My friend Lina asked me recently if I’d gotten tired of my blog. I protested that I hadn’t, but I think I had, just a bit. But I recently spent a long weekend in San Francisco and got reinspired. I didn’t have any culinary epiphanies, despite the city’s reputation. In fact, I got seriously annoyed that my favorite bakery, Tartine, is no longer a place to have a quiet breakfast with a paper on a weekday morning. I think it was having an intense, packed weekend of opportunities to share good food with people I love, who I hadn’t seen in so long. One of those friends even ended up taking me on an all-afternoon eating tour of the East Bay.

"Zizou" (as she prefers to remain anonymous) did preliminary research, and as you can see, provided a full write-up as well. So I’m not going to repeat everything she said, just highlight my most lasting memories.

1) We went to eleven places!

2) We only ate at eight. The remaining three, we picked up food to eat later.

3) Zizou packed a cooler for stop #3, the meat counter at CafĂ© Rouge. She always carries a cooler, “just in case.”

4) I had ice cream that rivaled Il Laboratorio del Gelato and I do not say that lightly. The Catalan flavor at Ici, started by the pastry chef from Chez Panisse, was so good, I didn’t want it to end. It had a curious flavor that I didn’t recognize immediately, a mixture of anise, lemon, and something else that made it special and absolutely inimitable. I ordered it in a cup, to which Zizou said, “What! You want the cone. She’ll take the cone,” turning to the laughing ice cream scooper. She was right. The hand-rolled cone had a nugget of chocolate at the bottom.



5) Vik’s Chaat is as good as I’d hoped all that time I lived in San Francisco and never went there. I especially loved the chapati that came with the hyderabadi fish special—simple, flavorful, chewy, everything a flatbread should be.



6) Tao Yuen in Oakland’s Chinatown had crispy, not at all greasy, tofu skin rolls that I would never have believed could come out of a take-out dim sum place. I think they were 50 cents or something equally obscene.

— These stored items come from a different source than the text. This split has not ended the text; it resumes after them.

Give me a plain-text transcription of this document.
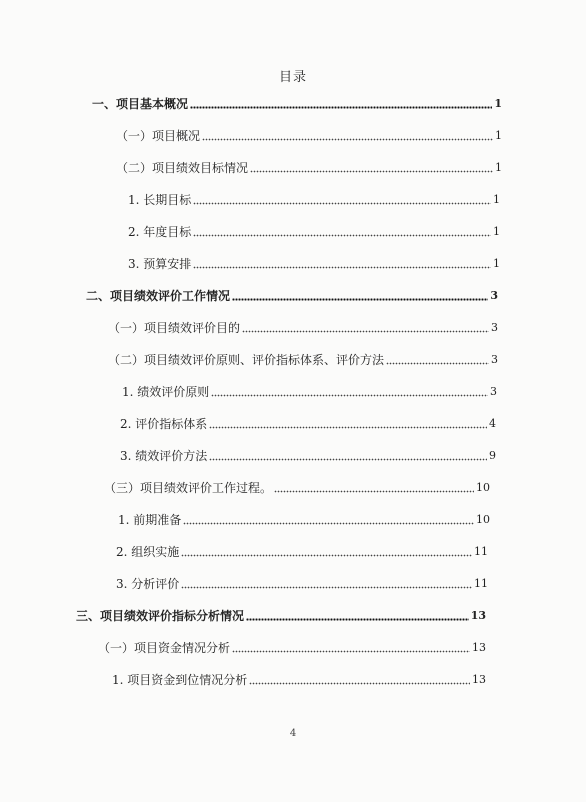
目录
一、项目基本概况	1
（一）项目概况	1
（二）项目绩效目标情况	1
1. 长期目标	1
2. 年度目标	1
3. 预算安排	1
二、项目绩效评价工作情况	3
（一）项目绩效评价目的	3
（二）项目绩效评价原则、评价指标体系、评价方法	3
1. 绩效评价原则	3
2. 评价指标体系	4
3. 绩效评价方法	9
（三）项目绩效评价工作过程。	10
1. 前期准备	10
2. 组织实施	11
3. 分析评价	11
三、项目绩效评价指标分析情况	13
（一）项目资金情况分析	13
1. 项目资金到位情况分析	13
4
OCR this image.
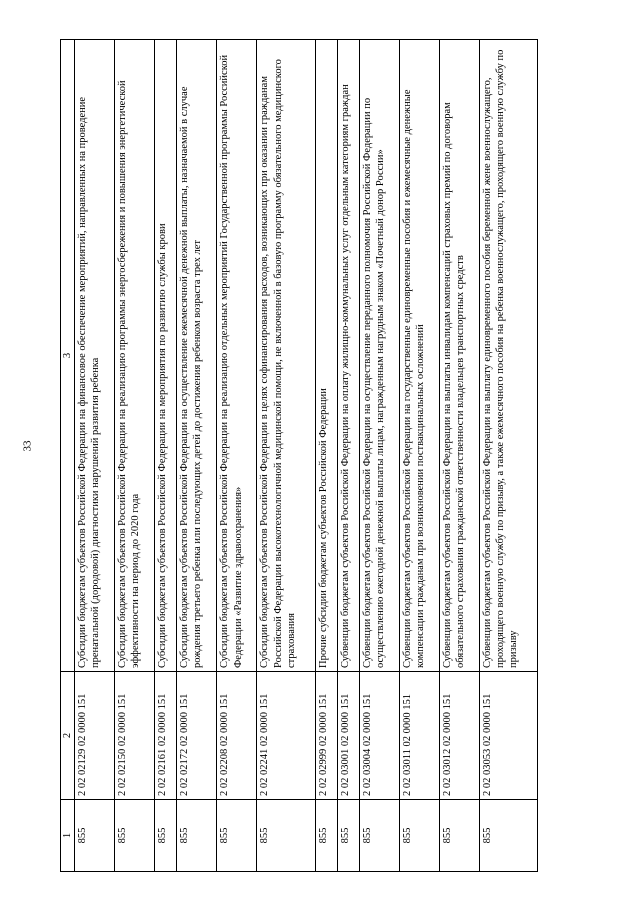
33
1	2	3
855	2 02 02129 02 0000 151	Субсидии бюджетам субъектов Российской Федерации на финансовое обеспечение мероприятий, направленных на проведение пренатальной (дородовой) диагностики нарушений развития ребенка
855	2 02 02150 02 0000 151	Субсидии бюджетам субъектов Российской Федерации на реализацию программы энергосбережения и повышения энергетической эффективности на период до 2020 года
855	2 02 02161 02 0000 151	Субсидии бюджетам субъектов Российской Федерации на мероприятия по развитию службы крови
855	2 02 02172 02 0000 151	Субсидии бюджетам субъектов Российской Федерации на осуществление ежемесячной денежной выплаты, назначаемой в случае рождения третьего ребенка или последующих детей до достижения ребенком возраста трех лет
855	2 02 02208 02 0000 151	Субсидии бюджетам субъектов Российской Федерации на реализацию отдельных мероприятий Государственной программы Российской Федерации «Развитие здравоохранения»
855	2 02 02241 02 0000 151	Субсидии бюджетам субъектов Российской Федерации в целях софинансирования расходов, возникающих при оказании гражданам Российской Федерации высокотехнологичной медицинской помощи, не включенной в базовую программу обязательного медицинского страхования
855	2 02 02999 02 0000 151	Прочие субсидии бюджетам субъектов Российской Федерации
855	2 02 03001 02 0000 151	Субвенции бюджетам субъектов Российской Федерации на оплату жилищно-коммунальных услуг отдельным категориям граждан
855	2 02 03004 02 0000 151	Субвенции бюджетам субъектов Российской Федерации на осуществление переданного полномочия Российской Федерации по осуществлению ежегодной денежной выплаты лицам, награжденным нагрудным знаком «Почетный донор России»
855	2 02 03011 02 0000 151	Субвенции бюджетам субъектов Российской Федерации на государственные единовременные пособия и ежемесячные денежные компенсации гражданам при возникновении поствакцинальных осложнений
855	2 02 03012 02 0000 151	Субвенции бюджетам субъектов Российской Федерации на выплаты инвалидам компенсаций страховых премий по договорам обязательного страхования гражданской ответственности владельцев транспортных средств
855	2 02 03053 02 0000 151	Субвенции бюджетам субъектов Российской Федерации на выплату единовременного пособия беременной жене военнослужащего, проходящего военную службу по призыву, а также ежемесячного пособия на ребенка военнослужащего, проходящего военную службу по призыву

7) We found at the Cheeseboard a bigger, pizza-only place next door to the cheese shop, with an elderly musical trio performing and young, happy Californians spilling out of the restaurant and just sitting on the grassy median in the middle of the busy two-way street. Pizza as excellent as ever. I love San Francisco when it just does its own thing and doesn’t worry whether its pizza crust lives up to some NY/New Haven ideal.



8) Taco trucks are the best, always.



I did eat dinner afterwards. I told Anne I had to eat vegetables, and she, former Midwestern carnivore, suggested we go to Greens, where I had a very simple and refreshing salad of greens, celery root, cheese, and butter beans. I was embarrassed that the waiter might think I was the kind of woman who only orders salad, but he praised my choice, saying, “Beautiful! That’s my favorite salad!” I was in such a good mood, I only giggled quietly and was thankful for all that the Bay Area had bestowed upon me that day.